Numerose le novità che arrivano dal mondo sulla gestione della pandemia. Il Regno Unito abolisce l’obbligo dei tamponi per chi viaggia. A New York, invece, un giudice revoca l’obbligo di indossare la mascherina e in Israele si raccomanda la quarta dose per tutti. Mentre l’Unicef lancia l’allarme per la perdita «quasi insormontabile» per la scolarizzazione dei bambini.
La diffusione del virus Sars-CoV-2 evolve e con essa anche le strategie dei governi di vari paesi per affrontare la pandemia. Nel Regno Unito è stata annunciata l’abolizione, a partire dal prossimo 11 febbraio, dell’obbligo di tampone per chi viaggia in Inghilterra. Si tratta di un cambiamento, molto atteso dall’industria del turismo e dai vettori aerei, dopo molti mesi segnati dal vincolo del tampone negativo.
Il Regno Unito aveva già alleggerito la prescrizione a inizio anno, con l’abolizione del doppio test molecolare imposto ai viaggiatori sulla scia dell’allerta Omicron e la sua sostituzione con un semplice test antigenico entro il secondo giorno dopo l’arrivo. Dall’11 febbraio anche questo non sarà più necessario, ha sottolineato il ministro dei Trasporti britannico, Grant Shapps, alla Camera dei Comuni, aggiungendo che per ora resta in vigore solo la compilazione del formulario digitale (locator form) introdotto fin dall’inizio della pandemia per verificare dati e status dei passeggeri rispetto all’infezione.
Nel frattempo, negli Stati Uniti, un giudice di New York ha invalidato l’ordinanza dell’amministrazione cittadina sull’obbligatorietà dell’uso delle mascherine.

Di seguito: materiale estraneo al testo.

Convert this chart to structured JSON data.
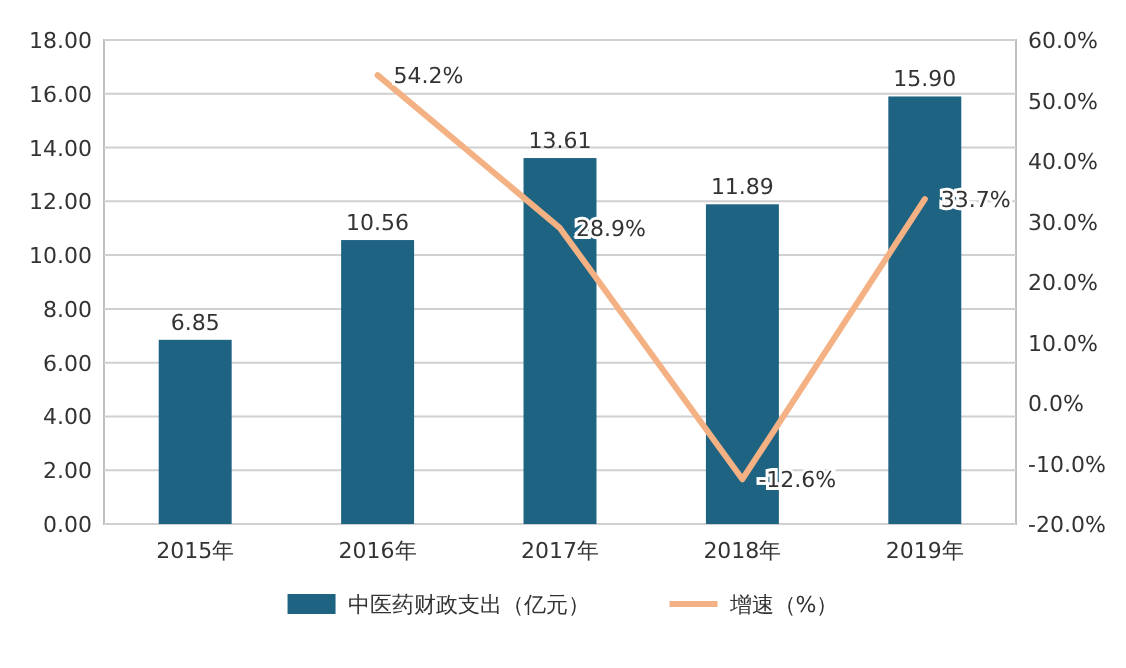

L’obbligo era stato deciso in inverno di fronte al dilagare dei contagi in un momento in cui comunque la Grande Mela non si trovava in stato di emergenza. Dunque, secondo il giudice Thomas Rademaker, della Corte suprema dello Stato di New York a Long Island, «nonostante le buone intenzioni» l’amministrazione locale non aveva il potere per imporre una simile decisione che sarebbe spettata solo alle autorità statali. Di conseguenza, l’ordinanza – che sarebbe dovuta restare in vigore fino al primo febbraio – ora non è più in vigore.
Israele, invece, continua a puntare sulla vaccinazione. Tanto che l’organismo che coordina la gestione della pandemia e la commissione per i vaccini raccomanda di procedere con una quarta dose di vaccino antiCovid per tutti i cittadini di età compresa tra i 18 e i 60 anni. L’indicazione relativa al nuovo booster riguarda le persone guarite o che abbiano ricevuto la terza dose da almeno 5 mesi. Il via libera è arrivato dopo l’analisi dei dati relativi all’effetto della quarta dose: la protezione contro la malattia grave aumenta di 3-5 volte e la protezione dall’infezione raddoppia rispetto allo scudo prodotto da 3 dosi.
I dati inizialmente diffusi dal ministero della Salute hanno evidenziato che la quarta dose offre una protezione particolarmente valida agli over 60, i soggetti più a rischio dal punto di vista anagrafico. Il quadro è stato delineato osservando gli effetti su 400mila persone che hanno ricevuto la quarta dose e 600mila che hanno ricevuto la terza almeno 4 mesi fa. La raccomandazione odierna deve ottenere l’approvazione della direzione generale del ministero della Salute.
Nonostante l’evoluzione della pandemia e delle misure di contrasto, rimane irrisolto il nodo cruciale delle scuole. Gli effetti sono già visibili e drammatici. Secondo l’Unicef, nel mondo ci sarebbero più di 635 milioni di studenti colpiti dalla chiusura totale o parziale delle scuole. «A marzo, segneremo due anni di interruzioni dell’istruzione globale legate al Covid-19», ha dichiarato Robert Jenkins, responsabile Unicef per l’istruzione. «Semplicemente, stiamo assistendo a una perdita di scala quasi insormontabile per la scolarizzazione dei bambini. Le interruzioni dell’apprendimento – continua – devono finire, ma la semplice riapertura delle scuole non è sufficiente.
Gli studenti hanno bisogno di un supporto intensivo per recuperare l’istruzione persa». Nei paesi a basso e medio reddito, le perdite di apprendimento dovute alla chiusura delle scuole, secondo l’Unicef, hanno lasciato fino al 70% dei bambini di 10 anni incapaci di leggere o capire un testo semplice, rispetto al 53% di prima della pandemia. Circa 400.000/500.000 studenti avrebbero abbandonato del tutto la scuola tra marzo 2020 e luglio 2021. Più di 370 milioni di bambini nel mondo hanno perso i pasti scolastici durante la chiusura delle scuole che per alcuni bambini è l’unica fonte affidabile di cibo e nutrizione quotidiana.